Die Unordnung der Fransen, ihre unkuratierte Vielfalt, ist für Burns von entscheidender Bedeutung. Aber eine Comedy-Show dort zu besuchen ist nichts für schwache Nerven. „Auf der Bühne zu sterben ist eine unglaublich schmerzhafte Erfahrung und das Leben eines Komikers ist sehr entblößend“, sagte sie. „Es ist natürlich besser, wenn man sehr erfolgreich ist.“

Der Schlüssel, wie vier Jahrzehnte des Comedy-Preises vermuten lassen, ist es, Witze extrem ernst zu nehmen.

Kontroversen um den Komödienpreis in Edinburgh

  • Der Komiker und Dichter John Hegley war 1989 stark auf den Sieg getippt, also brachte eine schottische Zeitung am nächsten Tag sein Foto, obwohl Rivale Simon Fanshawe unerwartet gewonnen hatte.

  • 1999 stellte die Preisverleihungskommission den Komiker Al Murray wieder ein, nachdem er gegen eine Entscheidung Berufung eingelegt hatte, dass er nicht förderfähig war, weil er zu erfolgreich war, nachdem er bereits viermal nominiert worden war.

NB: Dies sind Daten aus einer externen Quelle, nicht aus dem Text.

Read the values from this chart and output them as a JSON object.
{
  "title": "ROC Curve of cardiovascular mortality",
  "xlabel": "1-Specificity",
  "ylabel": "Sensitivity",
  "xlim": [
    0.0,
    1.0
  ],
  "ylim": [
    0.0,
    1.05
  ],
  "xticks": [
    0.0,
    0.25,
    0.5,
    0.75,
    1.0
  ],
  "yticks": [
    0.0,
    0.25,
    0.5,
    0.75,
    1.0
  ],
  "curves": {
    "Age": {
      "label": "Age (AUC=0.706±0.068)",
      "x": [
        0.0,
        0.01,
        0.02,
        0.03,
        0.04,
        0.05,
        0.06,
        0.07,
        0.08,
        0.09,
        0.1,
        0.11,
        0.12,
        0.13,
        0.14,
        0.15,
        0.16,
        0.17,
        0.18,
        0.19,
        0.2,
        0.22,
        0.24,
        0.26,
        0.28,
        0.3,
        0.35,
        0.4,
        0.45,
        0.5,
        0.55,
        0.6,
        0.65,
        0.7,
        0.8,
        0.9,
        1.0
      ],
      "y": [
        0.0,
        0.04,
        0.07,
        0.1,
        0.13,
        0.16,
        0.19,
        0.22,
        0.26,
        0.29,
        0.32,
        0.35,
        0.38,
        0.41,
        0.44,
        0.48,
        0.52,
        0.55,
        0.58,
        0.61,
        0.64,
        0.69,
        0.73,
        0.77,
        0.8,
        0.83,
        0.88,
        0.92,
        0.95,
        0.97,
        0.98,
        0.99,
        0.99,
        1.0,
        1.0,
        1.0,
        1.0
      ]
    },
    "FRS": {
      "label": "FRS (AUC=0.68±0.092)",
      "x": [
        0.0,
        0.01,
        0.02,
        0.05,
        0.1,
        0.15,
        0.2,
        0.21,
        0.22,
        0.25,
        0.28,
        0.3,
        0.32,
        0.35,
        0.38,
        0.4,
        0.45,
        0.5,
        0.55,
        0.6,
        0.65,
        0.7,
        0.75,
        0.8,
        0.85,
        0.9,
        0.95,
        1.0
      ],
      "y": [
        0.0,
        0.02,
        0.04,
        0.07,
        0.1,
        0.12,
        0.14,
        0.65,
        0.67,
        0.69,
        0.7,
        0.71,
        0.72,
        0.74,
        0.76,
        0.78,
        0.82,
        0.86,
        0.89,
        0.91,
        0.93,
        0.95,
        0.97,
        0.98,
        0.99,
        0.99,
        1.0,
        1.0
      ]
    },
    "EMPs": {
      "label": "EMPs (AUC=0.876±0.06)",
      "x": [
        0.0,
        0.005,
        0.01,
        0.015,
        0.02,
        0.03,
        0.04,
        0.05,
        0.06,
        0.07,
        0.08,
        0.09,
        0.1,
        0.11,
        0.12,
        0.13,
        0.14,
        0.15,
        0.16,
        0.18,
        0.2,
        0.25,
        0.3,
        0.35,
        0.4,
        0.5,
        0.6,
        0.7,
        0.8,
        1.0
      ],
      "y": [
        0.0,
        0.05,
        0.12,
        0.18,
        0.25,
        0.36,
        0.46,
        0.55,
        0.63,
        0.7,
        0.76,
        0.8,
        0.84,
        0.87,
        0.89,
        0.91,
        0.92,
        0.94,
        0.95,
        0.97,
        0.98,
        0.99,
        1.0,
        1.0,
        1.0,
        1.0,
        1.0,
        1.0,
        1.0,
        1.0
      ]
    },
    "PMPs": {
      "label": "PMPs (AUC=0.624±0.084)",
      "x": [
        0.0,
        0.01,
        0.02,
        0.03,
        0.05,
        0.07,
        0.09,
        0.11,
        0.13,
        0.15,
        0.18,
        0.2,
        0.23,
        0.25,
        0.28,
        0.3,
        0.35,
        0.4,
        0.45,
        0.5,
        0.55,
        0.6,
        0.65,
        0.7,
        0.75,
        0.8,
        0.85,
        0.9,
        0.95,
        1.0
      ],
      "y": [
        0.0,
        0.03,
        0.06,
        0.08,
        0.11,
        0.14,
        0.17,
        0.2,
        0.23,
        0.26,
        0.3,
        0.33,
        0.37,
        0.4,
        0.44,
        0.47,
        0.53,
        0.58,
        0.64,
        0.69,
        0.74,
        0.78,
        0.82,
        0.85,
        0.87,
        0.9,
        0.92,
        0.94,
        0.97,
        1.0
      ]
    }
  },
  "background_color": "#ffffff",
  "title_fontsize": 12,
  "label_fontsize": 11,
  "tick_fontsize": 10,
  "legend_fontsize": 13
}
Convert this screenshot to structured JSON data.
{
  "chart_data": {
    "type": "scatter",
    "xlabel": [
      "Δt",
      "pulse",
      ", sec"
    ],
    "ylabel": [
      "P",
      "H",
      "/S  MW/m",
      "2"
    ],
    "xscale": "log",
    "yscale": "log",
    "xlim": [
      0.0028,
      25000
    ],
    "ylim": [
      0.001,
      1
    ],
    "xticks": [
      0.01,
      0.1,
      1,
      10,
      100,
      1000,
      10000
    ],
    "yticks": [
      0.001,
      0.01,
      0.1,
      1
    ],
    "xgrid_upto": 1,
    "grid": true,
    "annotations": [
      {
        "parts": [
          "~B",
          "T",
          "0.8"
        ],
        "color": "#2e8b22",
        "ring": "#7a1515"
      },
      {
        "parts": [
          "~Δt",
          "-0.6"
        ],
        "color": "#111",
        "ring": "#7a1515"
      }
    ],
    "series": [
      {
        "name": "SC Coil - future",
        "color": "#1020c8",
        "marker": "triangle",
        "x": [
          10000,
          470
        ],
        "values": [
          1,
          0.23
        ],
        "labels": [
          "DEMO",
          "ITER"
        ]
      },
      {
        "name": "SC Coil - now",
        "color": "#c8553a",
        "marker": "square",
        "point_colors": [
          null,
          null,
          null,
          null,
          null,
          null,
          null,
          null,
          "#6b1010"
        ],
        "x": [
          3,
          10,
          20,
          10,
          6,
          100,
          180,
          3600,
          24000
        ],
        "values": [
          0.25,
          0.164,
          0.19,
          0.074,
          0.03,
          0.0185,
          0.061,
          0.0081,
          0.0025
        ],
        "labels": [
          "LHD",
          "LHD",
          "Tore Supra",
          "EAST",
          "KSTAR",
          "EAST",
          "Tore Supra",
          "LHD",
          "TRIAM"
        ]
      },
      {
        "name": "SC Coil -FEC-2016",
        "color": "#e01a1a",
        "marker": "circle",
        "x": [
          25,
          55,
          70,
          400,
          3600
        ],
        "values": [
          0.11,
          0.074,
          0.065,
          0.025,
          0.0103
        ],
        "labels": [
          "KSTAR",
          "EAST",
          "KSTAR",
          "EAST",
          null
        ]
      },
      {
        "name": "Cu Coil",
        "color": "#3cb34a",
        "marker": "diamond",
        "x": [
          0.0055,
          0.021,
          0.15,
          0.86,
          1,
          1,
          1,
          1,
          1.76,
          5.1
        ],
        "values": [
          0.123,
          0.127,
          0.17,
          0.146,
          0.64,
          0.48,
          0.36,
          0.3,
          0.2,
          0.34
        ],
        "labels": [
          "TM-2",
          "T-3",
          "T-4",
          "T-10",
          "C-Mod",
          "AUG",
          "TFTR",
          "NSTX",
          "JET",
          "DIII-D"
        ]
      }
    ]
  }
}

Seine fremdenfeindliche Bühnenfigur, ein ungehobelter Kneipenwirt, musste daraufhin einen von einem französischen Mineralwasserkonzern gesponserten Preis entgegennehmen.

  • Während der Dreharbeiten zu einer Channel 4-Dokumentarserie Edinburgh oder Büste, über das Randfestival 1999, lief der Avantgarde-Comic und Kandidat Simon Munnery mit dem Siegerpokal davon. Nach einer Verfolgungsjagd auf der Straße wurde er damit auf einem Spielplatz in Edinburgh in die Enge getrieben.

  • 2005 war der Höhepunkt einer vierjährigen Kampagne in Edinburgh gegen Nestlé, Eigentümer der Marke Perrier seit 1992. Demonstranten widersetzten sich der Werbung der Muttergesellschaft für Babymilchpulver bei Menschen in Entwicklungsländern. Aktivisten, die bereits einen alternativen Leitungswasserpreis ins Leben gerufen hatten, projizierten einen Slogan an eine Wand am Veranstaltungsort der Preisverleihung. 2006 zog Nestlé sein Sponsoring zurück.

  • Im Jahr 2002 nahm der zurückgezogen lebende Yorkshire-Komiker Daniel Kitson seinen Preis entgegen, indem er eine Rede hielt, in der er behauptete, auf Bermuda zu sein. Dann verließ er die Preisverleihungsparty, um einen Auftritt zu haben, der berühmt wurde, stattdessen als Moderator der Late and Live-Show des Festivals und schwenkte seine Trophäe.

  • Der Preis wurde 2017 zum ersten Mal geteilt, als sich die Richter nicht zwischen Hannah Gadsby und John Robins entscheiden konnten. Beide wurden mit einem Preisgeld von 10.000 £ ausgezeichnet, was die Organisatoren der Auszeichnung als „teures Jahr“ bezeichneten.